[<prev] [next>] [<thread-prev] [thread-next>] [day] [month] [year] [list]
Message-ID: <552BC899.8090300@citrix.com>
Date: Mon, 13 Apr 2015 14:46:01 +0100
From: David Vrabel <david.vrabel@...rix.com>
To: Jonathan Davies <jonathan.davies@...rix.com>,
Eric Dumazet <eric.dumazet@...il.com>
CC: Hideaki YOSHIFUJI <yoshfuji@...ux-ipv6.org>,
<netdev@...r.kernel.org>, James Morris <jmorris@...ei.org>,
"David S. Miller" <davem@...emloft.net>,
David Vrabel <david.vrabel@...rix.com>,
<xen-devel@...ts.xenproject.org>,
Alexey Kuznetsov <kuznet@....inr.ac.ru>,
Boris Ostrovsky <boris.ostrovsky@...cle.com>,
Patrick McHardy <kaber@...sh.net>
Subject: Re: [Xen-devel] [PATCH RFC] tcp: Allow sk_wmem_alloc to exceed sysctl_tcp_limit_output_bytes
On 27/03/15 13:06, Jonathan Davies wrote:
> On 26/03/15 17:14, Eric Dumazet wrote:
>> On Thu, 2015-03-26 at 16:46 +0000, Jonathan Davies wrote:
>>> Network drivers with slow TX completion can experience poor network
>>> transmit
>>> throughput, limited by hitting the sk_wmem_alloc limit check in
>>> tcp_write_xmit.
>>> The limit is 128 KB (by default), which means we are limited to two
>>> 64 KB skbs
>>> in-flight. This has been observed to limit transmit throughput with
>>> xen-netfront
>>> because its TX completion can be relatively slow compared to physical
>>> NIC
>>> drivers.
>>>
>>> There have been several modifications to the calculation of the
>>> sk_wmem_alloc
>>> limit in the past. Here is a brief history:
>>>
>>> * Since TSQ was introduced, the queue size limit was
>>> sysctl_tcp_limit_output_bytes.
>>>
>>> * Commit c9eeec26 ("tcp: TSQ can use a dynamic limit") made the limit
>>> max(skb->truesize, sk->sk_pacing_rate >> 10).
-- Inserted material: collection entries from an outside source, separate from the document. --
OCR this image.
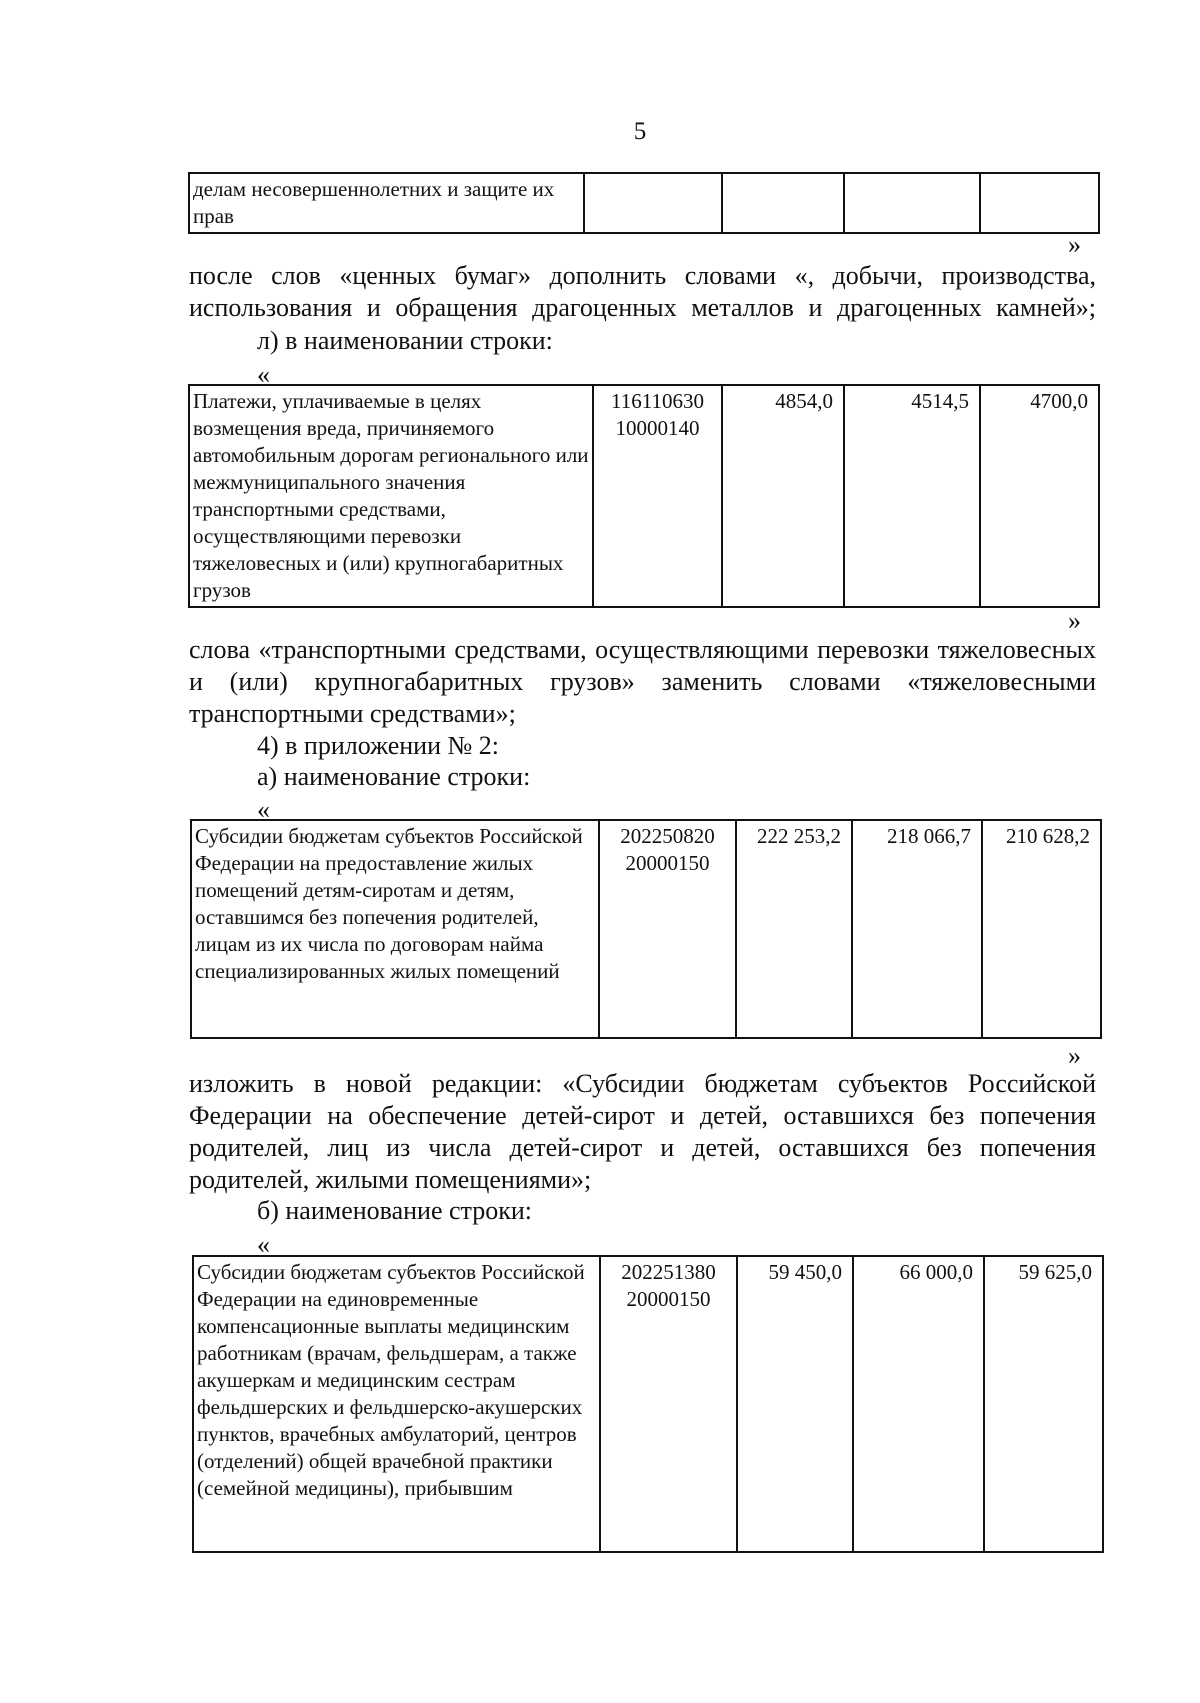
5
делам несовершеннолетних и защите их прав				
»
после слов «ценных бумаг» дополнить словами «, добычи, производства, использования и обращения драгоценных металлов и драгоценных камней»;
л) в наименовании строки:
«
Платежи, уплачиваемые в целях возмещения вреда, причиняемого автомобильным дорогам регионального или межмуниципального значения транспортными средствами, осуществляющими перевозки тяжеловесных и (или) крупногабаритных грузов	116110630 10000140	4854,0	4514,5	4700,0
»
слова «транспортными средствами, осуществляющими перевозки тяжеловесных и (или) крупногабаритных грузов» заменить словами «тяжеловесными транспортными средствами»;
4) в приложении № 2:
а) наименование строки:
«
Субсидии бюджетам субъектов Российской Федерации на предоставление жилых помещений детям-сиротам и детям, оставшимся без попечения родителей, лицам из их числа по договорам найма специализированных жилых помещений	202250820 20000150	222 253,2	218 066,7	210 628,2
»
изложить в новой редакции: «Субсидии бюджетам субъектов Российской Федерации на обеспечение детей-сирот и детей, оставшихся без попечения родителей, лиц из числа детей-сирот и детей, оставшихся без попечения родителей, жилыми помещениями»;
б) наименование строки:
«
Субсидии бюджетам субъектов Российской Федерации на единовременные компенсационные выплаты медицинским работникам (врачам, фельдшерам, а также акушеркам и медицинским сестрам фельдшерских и фельдшерско-акушерских пунктов, врачебных амбулаторий, центров (отделений) общей врачебной практики (семейной медицины), прибывшим	202251380 20000150	59 450,0	66 000,0	59 625,0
>>> This allows more packets in-flight according to the estimated rate.
>>>
>>> * Commit 98e09386 ("tcp: tsq: restore minimal amount of queueing")
>>> made the
>>> limit
>>> max_t(unsigned int, sysctl_tcp_limit_output_bytes,
>>> sk->sk_pacing_rate >> 10).
>>> This ensures at least sysctl_tcp_limit_output_bytes in flight but
>>> allowed
>>> more if rate estimation shows this to be worthwhile.
>>>
>>> * Commit 605ad7f1 ("tcp: refine TSO autosizing") made the limit
>>> min_t(u32, max(2 * skb->truesize, sk->sk_pacing_rate >> 10),
>>> sysctl_tcp_limit_output_bytes).
>>> This meant that the limit can never exceed
>>> sysctl_tcp_limit_output_bytes,
>>> regardless of what rate estimation suggests. It's not clear from
>>> the commit
>>> message why this significant change was justified, changing
>>> sysctl_tcp_limit_output_bytes from being a lower bound to an
>>> upper bound.
>>>
>>> This patch restores the behaviour that allows the limit to grow above
>>> sysctl_tcp_limit_output_bytes according to the rate estimation.
>>>
>>> This has been measured to improve xen-netfront throughput from a domU
>>> to dom0
>>> from 5.5 Gb/s to 8.0 Gb/s. Or, in the case of transmitting from one
>>> domU to
>>> another (on the same host), throughput rose from 2.8 Gb/s to 8.0
>>> Gb/s. In the
>>> latter case, TX completion is especially slow, explaining the large
>>> improvement.
>>> These values were measured against 4.0-rc5 using "iperf -c <ip> -i 1"
>>> using
>>> CentOS 7.0 VM(s) on Citrix XenServer 6.5 on a Dell R730 host with a
>>> pair of Xeon
>>> E5-2650 v3 CPUs.
>>>
>>> Fixes: 605ad7f184b6 ("tcp: refine TSO autosizing")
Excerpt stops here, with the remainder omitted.